Charles's own voice began to resemble the quiet flatness of his brother's. “You wrote there as well, I suppose.”

“Orleans, Bordeaux, Marseilles, Nantes, Paris. All the cities known to have accepted Acadians. Correspondence was very difficult because of the war. But friends within the church attempted to help with our search. No identification was ever made of an Henri and Louise Robichaud.”

“What about asking after your daughter herself?”

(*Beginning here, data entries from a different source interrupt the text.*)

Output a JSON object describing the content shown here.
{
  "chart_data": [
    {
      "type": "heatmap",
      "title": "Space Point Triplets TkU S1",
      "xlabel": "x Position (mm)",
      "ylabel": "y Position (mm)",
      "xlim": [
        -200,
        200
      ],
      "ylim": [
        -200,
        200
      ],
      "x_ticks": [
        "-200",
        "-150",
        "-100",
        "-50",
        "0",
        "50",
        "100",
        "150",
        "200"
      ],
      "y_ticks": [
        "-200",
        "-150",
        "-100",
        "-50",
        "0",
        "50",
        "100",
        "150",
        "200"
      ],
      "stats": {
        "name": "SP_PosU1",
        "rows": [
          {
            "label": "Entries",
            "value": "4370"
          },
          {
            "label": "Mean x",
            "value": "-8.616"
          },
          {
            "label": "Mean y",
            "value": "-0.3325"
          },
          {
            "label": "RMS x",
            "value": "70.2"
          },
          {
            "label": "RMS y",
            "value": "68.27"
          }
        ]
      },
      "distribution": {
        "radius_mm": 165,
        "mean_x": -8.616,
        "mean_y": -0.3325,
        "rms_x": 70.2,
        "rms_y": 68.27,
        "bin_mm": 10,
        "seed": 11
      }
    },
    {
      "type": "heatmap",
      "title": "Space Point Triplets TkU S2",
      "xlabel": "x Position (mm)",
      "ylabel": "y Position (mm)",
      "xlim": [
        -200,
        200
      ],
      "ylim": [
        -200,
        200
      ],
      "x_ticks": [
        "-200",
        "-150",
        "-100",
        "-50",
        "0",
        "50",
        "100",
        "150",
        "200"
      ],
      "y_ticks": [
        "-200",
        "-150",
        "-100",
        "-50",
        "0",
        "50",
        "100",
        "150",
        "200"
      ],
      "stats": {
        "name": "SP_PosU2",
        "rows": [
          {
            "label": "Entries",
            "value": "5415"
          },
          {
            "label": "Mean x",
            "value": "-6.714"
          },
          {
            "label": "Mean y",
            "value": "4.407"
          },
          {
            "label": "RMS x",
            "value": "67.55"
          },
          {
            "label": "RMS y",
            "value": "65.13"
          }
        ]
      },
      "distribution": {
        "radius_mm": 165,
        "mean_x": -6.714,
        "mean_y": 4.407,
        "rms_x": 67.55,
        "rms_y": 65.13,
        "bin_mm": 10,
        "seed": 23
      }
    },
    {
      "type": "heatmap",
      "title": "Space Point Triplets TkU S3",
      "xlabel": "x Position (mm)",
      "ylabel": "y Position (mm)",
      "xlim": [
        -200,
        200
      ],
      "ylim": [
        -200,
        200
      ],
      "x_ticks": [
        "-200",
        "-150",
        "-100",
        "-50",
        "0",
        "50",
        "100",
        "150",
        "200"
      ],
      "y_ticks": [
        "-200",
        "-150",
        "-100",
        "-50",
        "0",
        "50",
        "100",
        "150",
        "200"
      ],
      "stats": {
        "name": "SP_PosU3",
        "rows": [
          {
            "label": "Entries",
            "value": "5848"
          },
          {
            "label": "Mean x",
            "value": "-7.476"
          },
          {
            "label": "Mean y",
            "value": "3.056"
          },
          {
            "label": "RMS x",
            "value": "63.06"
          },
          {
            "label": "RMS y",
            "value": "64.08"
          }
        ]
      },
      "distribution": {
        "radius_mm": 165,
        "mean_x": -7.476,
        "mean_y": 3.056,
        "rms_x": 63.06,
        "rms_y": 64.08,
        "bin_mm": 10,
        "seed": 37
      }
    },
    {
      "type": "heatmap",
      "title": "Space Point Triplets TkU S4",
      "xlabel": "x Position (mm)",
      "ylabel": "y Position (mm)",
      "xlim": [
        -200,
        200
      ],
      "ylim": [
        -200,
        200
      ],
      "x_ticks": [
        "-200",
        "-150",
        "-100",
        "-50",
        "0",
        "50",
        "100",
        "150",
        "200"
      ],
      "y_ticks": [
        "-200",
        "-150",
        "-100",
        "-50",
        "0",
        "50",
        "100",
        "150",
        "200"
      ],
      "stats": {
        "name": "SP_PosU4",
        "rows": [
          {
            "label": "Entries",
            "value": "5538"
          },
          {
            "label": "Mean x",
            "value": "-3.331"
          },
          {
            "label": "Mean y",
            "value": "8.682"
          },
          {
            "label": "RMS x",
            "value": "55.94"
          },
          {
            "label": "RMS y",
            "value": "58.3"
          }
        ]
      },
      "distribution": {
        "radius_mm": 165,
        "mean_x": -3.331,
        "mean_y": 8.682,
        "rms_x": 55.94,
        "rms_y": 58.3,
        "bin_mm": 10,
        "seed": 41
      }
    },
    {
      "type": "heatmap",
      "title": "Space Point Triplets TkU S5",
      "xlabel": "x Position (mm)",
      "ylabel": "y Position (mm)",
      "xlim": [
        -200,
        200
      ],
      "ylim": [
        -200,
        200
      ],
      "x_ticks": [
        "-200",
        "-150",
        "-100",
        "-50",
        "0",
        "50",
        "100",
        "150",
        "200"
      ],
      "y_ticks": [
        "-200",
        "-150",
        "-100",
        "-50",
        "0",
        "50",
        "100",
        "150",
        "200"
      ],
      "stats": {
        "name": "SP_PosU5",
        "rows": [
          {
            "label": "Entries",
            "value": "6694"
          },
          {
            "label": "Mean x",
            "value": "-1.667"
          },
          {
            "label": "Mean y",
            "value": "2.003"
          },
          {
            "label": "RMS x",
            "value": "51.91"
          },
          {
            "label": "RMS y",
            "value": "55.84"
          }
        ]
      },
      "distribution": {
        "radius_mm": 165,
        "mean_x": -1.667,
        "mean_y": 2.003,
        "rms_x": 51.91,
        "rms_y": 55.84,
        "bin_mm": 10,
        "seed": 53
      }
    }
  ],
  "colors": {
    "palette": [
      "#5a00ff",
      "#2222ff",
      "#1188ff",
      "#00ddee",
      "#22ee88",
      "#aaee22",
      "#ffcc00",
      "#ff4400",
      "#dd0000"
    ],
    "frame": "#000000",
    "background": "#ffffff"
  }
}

“Think a moment, Charles. If you had smuggled aboard an English baby, after everything the English had inflicted on these people, would you admit it?”

“No. Of course. I see.”

“You would change her name and declare her as your own.” Andrew's voice broke slightly. “So, you see, we do not even know under what name our daughter has been raised—if she indeed is still alive.”

This time the sigh was quieter, longer, sadder. “I regret that my coming has brought you distress.”

“Much of life is like that, I find—happiness and sadness so intermingled it is hard to know one from the other.” Andrew's voice strengthened. “Nonetheless, I am glad you came, Charles. Very glad.”

Catherine returned to her bread making. She found herself wondering at her own inner sense of peace. If someone had come to her the day before Charles's arrival and announced that all the memories and wounds from eighteen years ago would be brought back to the forefront, she would have fled in terror. Yet now she felt no pain. Sorrow, yes, but even this was held within by a peace so strong it could not be denied. The calm of her heart made no sense, the harmony almost belied the words she heard spoken just beyond her window. Yet here it was, surrounding her and comforting her.

Catherine placed the dough on the baking pan and slid it in close to the coals. Their dinner would be a far cry from the fine meals Charles no doubt was used to. Yet even here there was no sense of shame or distress. Their life was what it was, and despite the hardship and the absence of many comforts, it was a good life indeed. She had a home, she had a husband and a daughter, she had a purpose that only serving God could bring. She had love, she had contentment. No grand palace or earthly power could compare with her own wealth. Even now, as she brushed flour from her work-hardened hands, she knew a rightness to her life and her place upon this earth.

It was the most natural thing in the world to close her eyes and pray for guidance. The only conscious response she was aware of was the smell of bread and the quiet simmer of pots. And the peace that overlaid everything that day. Catherine opened her eyes and accepted the message. So long as that quiet rest remained, she could face the unknown.

A pair of familiar voices sounded from down the lane. She went back to the window and called out a welcome and a warning both. “Father, Anne, hurry now! Dinner is almost ready.”